The minor isomer, threo-308b, was converted into (+)-spatol (196) by monomesylation followed by base-induced Payne rearrangement, heterocyclization, and deprotection of the 5-hydroxyl. Each resonance in the ¹H NMR spectrum of synthetic (+)-spatol coincided within 0.01 ppm with a spectrum of an authentic sample of natural spatol.

An Absolute Asymmetric Stereoconvergent Strategy

Both of the aforementioned strategies for the spatol allylic diepoxide suffer from inadequate stereocontrol. Thus, while the correct absolute configuration at position 17 in 273 is assured by using the correct enantiomer of 267, generation of the stereocenters at positions 15 and 16 in 273 is not selective. Similarly, although either epimer at position 15 in 308 can provide an activated derivative with the correct configuration, i. e. by activation with retention or inversion of configuration, generation of the stereocenters at positions 16 and 17 in 308 is not favorably selective.

Since either epimer of epoxydiol 312 can be converted stereospecifically into spatol, the synthesis is stereoconvergent, and stereocontrol at the 15-position is unnecessary for an efficient total synthesis.. The correct stereochemistry at positions 16 and 17 could be assured by an absolute asymmetric strategy that combines the homochiral C₁₅ aldehyde (+)-304 and a homochiral C₅ α-epoxy nucleophile 313.

Because α-silyl epoxides are readily hydrodesilylated by moist fluoride with complete retention of configuration, a possible synthetic equivalent of synthon 313 is the silyl-stabilized α-lithioepoxide 314. However, a serious flaw could sabotage this strategy. Thus, although α-lithioepoxides are generally configurationally stable, the α-lithioepoxide 316, a close analogue of 314, exhibits an unusual configurational instability rearranging completely to 317 owing, no doubt to steric strain that is relieved upon trans-cis isomerization.
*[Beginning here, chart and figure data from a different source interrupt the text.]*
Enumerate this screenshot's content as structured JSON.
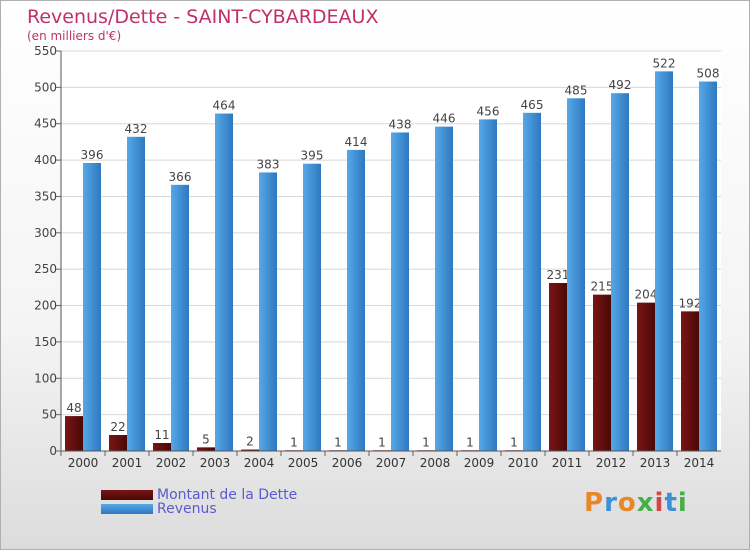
{
  "title": "Revenus/Dette - SAINT-CYBARDEAUX",
  "subtitle": "(en milliers d'€)",
  "logo_text": "Proxiti",
  "colors": {
    "dette": "#7a1515",
    "dette_dark": "#4a0808",
    "revenus": "#55a8e8",
    "revenus_dark": "#2f78c0",
    "title": "#c0306a",
    "legend_text": "#5a5ad0"
  },
  "chart_data": {
    "type": "bar",
    "title": "Revenus/Dette - SAINT-CYBARDEAUX",
    "subtitle": "(en milliers d'€)",
    "categories": [
      "2000",
      "2001",
      "2002",
      "2003",
      "2004",
      "2005",
      "2006",
      "2007",
      "2008",
      "2009",
      "2010",
      "2011",
      "2012",
      "2013",
      "2014"
    ],
    "series": [
      {
        "name": "Montant de la Dette",
        "values": [
          48,
          22,
          11,
          5,
          2,
          1,
          1,
          1,
          1,
          1,
          1,
          231,
          215,
          204,
          192
        ]
      },
      {
        "name": "Revenus",
        "values": [
          396,
          432,
          366,
          464,
          383,
          395,
          414,
          438,
          446,
          456,
          465,
          485,
          492,
          522,
          508
        ]
      }
    ],
    "ylim": [
      0,
      550
    ],
    "yticks": [
      0,
      50,
      100,
      150,
      200,
      250,
      300,
      350,
      400,
      450,
      500,
      550
    ],
    "grid": true,
    "legend": "bottom-left"
  }
}
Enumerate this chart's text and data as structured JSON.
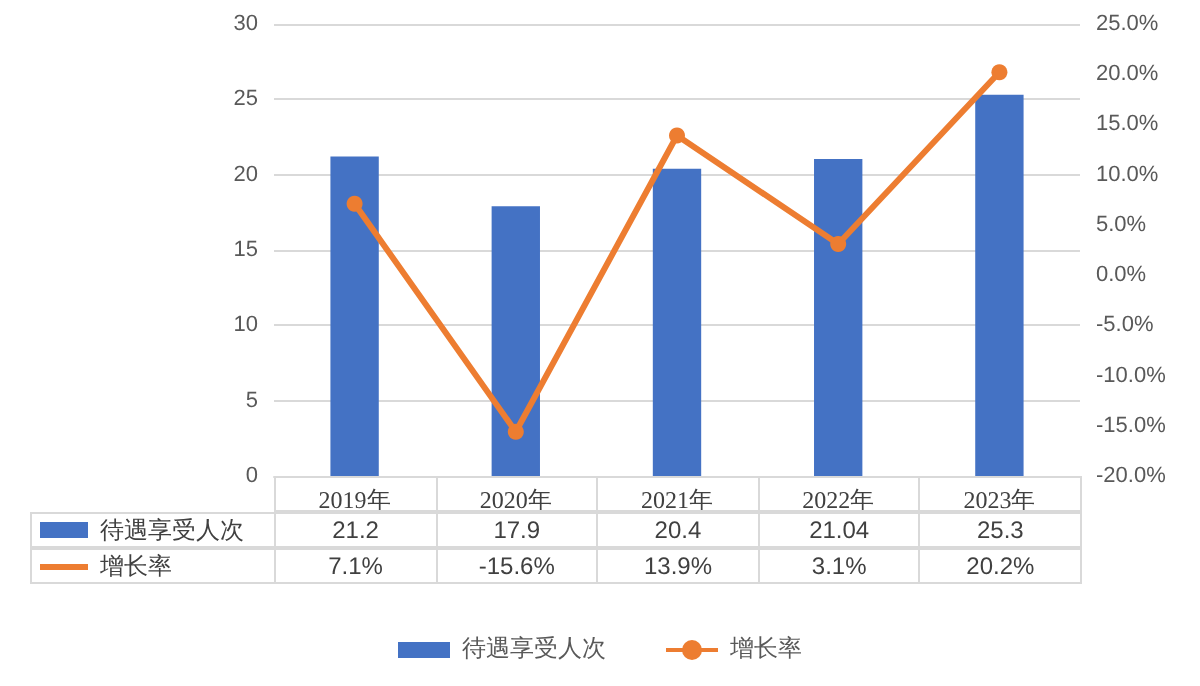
{
  "chart_data": {
    "type": "bar",
    "categories": [
      "2019年",
      "2020年",
      "2021年",
      "2022年",
      "2023年"
    ],
    "series": [
      {
        "name": "待遇享受人次",
        "color": "#4472c4",
        "values": [
          21.2,
          17.9,
          20.4,
          21.04,
          25.3
        ],
        "value_labels": [
          "21.2",
          "17.9",
          "20.4",
          "21.04",
          "25.3"
        ]
      },
      {
        "name": "增长率",
        "type": "line",
        "axis": "y2",
        "color": "#ed7d31",
        "marker": "circle",
        "values": [
          7.1,
          -15.6,
          13.9,
          3.1,
          20.2
        ],
        "value_labels": [
          "7.1%",
          "-15.6%",
          "13.9%",
          "3.1%",
          "20.2%"
        ]
      }
    ],
    "ylim": [
      0,
      30
    ],
    "yticks": [
      0,
      5,
      10,
      15,
      20,
      25,
      30
    ],
    "y2lim": [
      -20,
      25
    ],
    "y2ticks": [
      {
        "value": -20,
        "label": "-20.0%"
      },
      {
        "value": -15,
        "label": "-15.0%"
      },
      {
        "value": -10,
        "label": "-10.0%"
      },
      {
        "value": -5,
        "label": "-5.0%"
      },
      {
        "value": 0,
        "label": "0.0%"
      },
      {
        "value": 5,
        "label": "5.0%"
      },
      {
        "value": 10,
        "label": "10.0%"
      },
      {
        "value": 15,
        "label": "15.0%"
      },
      {
        "value": 20,
        "label": "20.0%"
      },
      {
        "value": 25,
        "label": "25.0%"
      }
    ],
    "grid": "y",
    "legend": "bottom"
  }
}
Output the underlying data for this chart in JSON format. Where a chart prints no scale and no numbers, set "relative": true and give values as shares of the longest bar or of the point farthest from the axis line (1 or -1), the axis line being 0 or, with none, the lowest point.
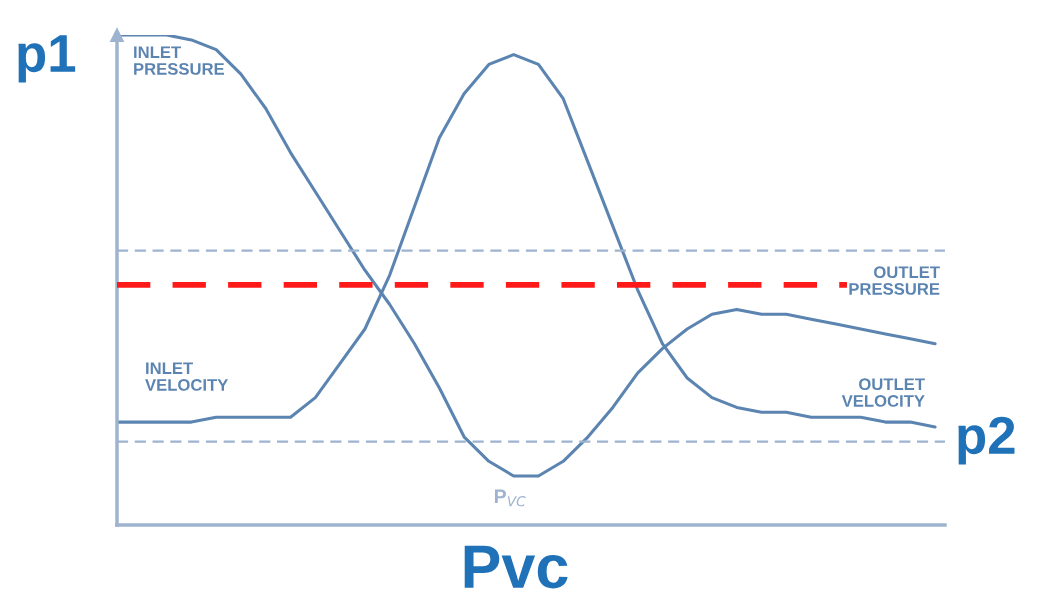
{
  "chart_data": {
    "type": "line",
    "relative": true,
    "line_style": "solid",
    "xlabel": "Pvc",
    "categories": [
      null,
      null,
      null,
      null,
      null,
      null,
      null,
      null,
      null,
      null,
      null,
      null,
      null,
      null,
      null,
      null,
      null,
      null,
      null,
      null,
      null,
      null,
      null,
      null,
      null,
      null,
      null,
      null,
      null,
      null,
      null,
      null,
      null,
      null
    ],
    "series": [
      {
        "color": "#5b84b1",
        "values": [
          1.0,
          1.0,
          1.0,
          0.99,
          0.97,
          0.92,
          0.85,
          0.76,
          0.68,
          0.6,
          0.52,
          0.45,
          0.37,
          0.28,
          0.18,
          0.13,
          0.1,
          0.1,
          0.13,
          0.18,
          0.24,
          0.31,
          0.36,
          0.4,
          0.43,
          0.44,
          0.43,
          0.43,
          0.42,
          0.41,
          0.4,
          0.39,
          0.38,
          0.37
        ]
      },
      {
        "color": "#5b84b1",
        "values": [
          0.21,
          0.21,
          0.21,
          0.21,
          0.22,
          0.22,
          0.22,
          0.22,
          0.26,
          0.33,
          0.4,
          0.51,
          0.65,
          0.79,
          0.88,
          0.94,
          0.96,
          0.94,
          0.87,
          0.74,
          0.61,
          0.48,
          0.37,
          0.3,
          0.26,
          0.24,
          0.23,
          0.23,
          0.22,
          0.22,
          0.22,
          0.21,
          0.21,
          0.2
        ]
      }
    ],
    "ref_lines": [
      {
        "axis": "y",
        "value": 0.56,
        "color": "#9db3cf",
        "line_style": "dashed"
      },
      {
        "axis": "y",
        "value": 0.49,
        "color": "#ff1a1a",
        "line_style": "dashed"
      },
      {
        "axis": "y",
        "value": 0.17,
        "color": "#9db3cf",
        "line_style": "dashed"
      }
    ],
    "annotations": [
      "p1",
      "INLET\nPRESSURE",
      "OUTLET\nPRESSURE",
      "INLET\nVELOCITY",
      "OUTLET\nVELOCITY",
      "p2",
      "P$_{VC}$"
    ]
  }
}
A similar isomerization of 314 to 315 would derail the synthesis. This pitfall was circumvented by a temporary bridge between the C-silyl substituent and neighboring oxygen in 321. Thus, intramolecular O-silylation precludes isomerization of the carbanion 321 obtained by metallation of 320. Racemic 321 was prepared through epoxidation of a vinylsilane 319 that was generated by a novel hydrogenation-dehydrogenative-heterocyclization of 318.

In a model study, reaction of α-lithioepoxide 321 with 2-(i-propyl)acrolein delivered an epimeric mixture of adducts 322 favoring the erythro diastereomer by 7:3. Desilylation of erythro-322 gave epoxydiol erythro-323. Thus, the racemic intermediate 321 provides a two-step synthesis of epoxydiol precursors of the spatol allylic diepoxide. However, only conjunction of aldehyde (+)-304 with the correct enantiomer of 321 will provide the correct absolute configurations at positions 16 and 17 in 312 that are required to accomplish an efficient construction of natural spatol (196). A route to optically pure epoxide 321 must yet be found.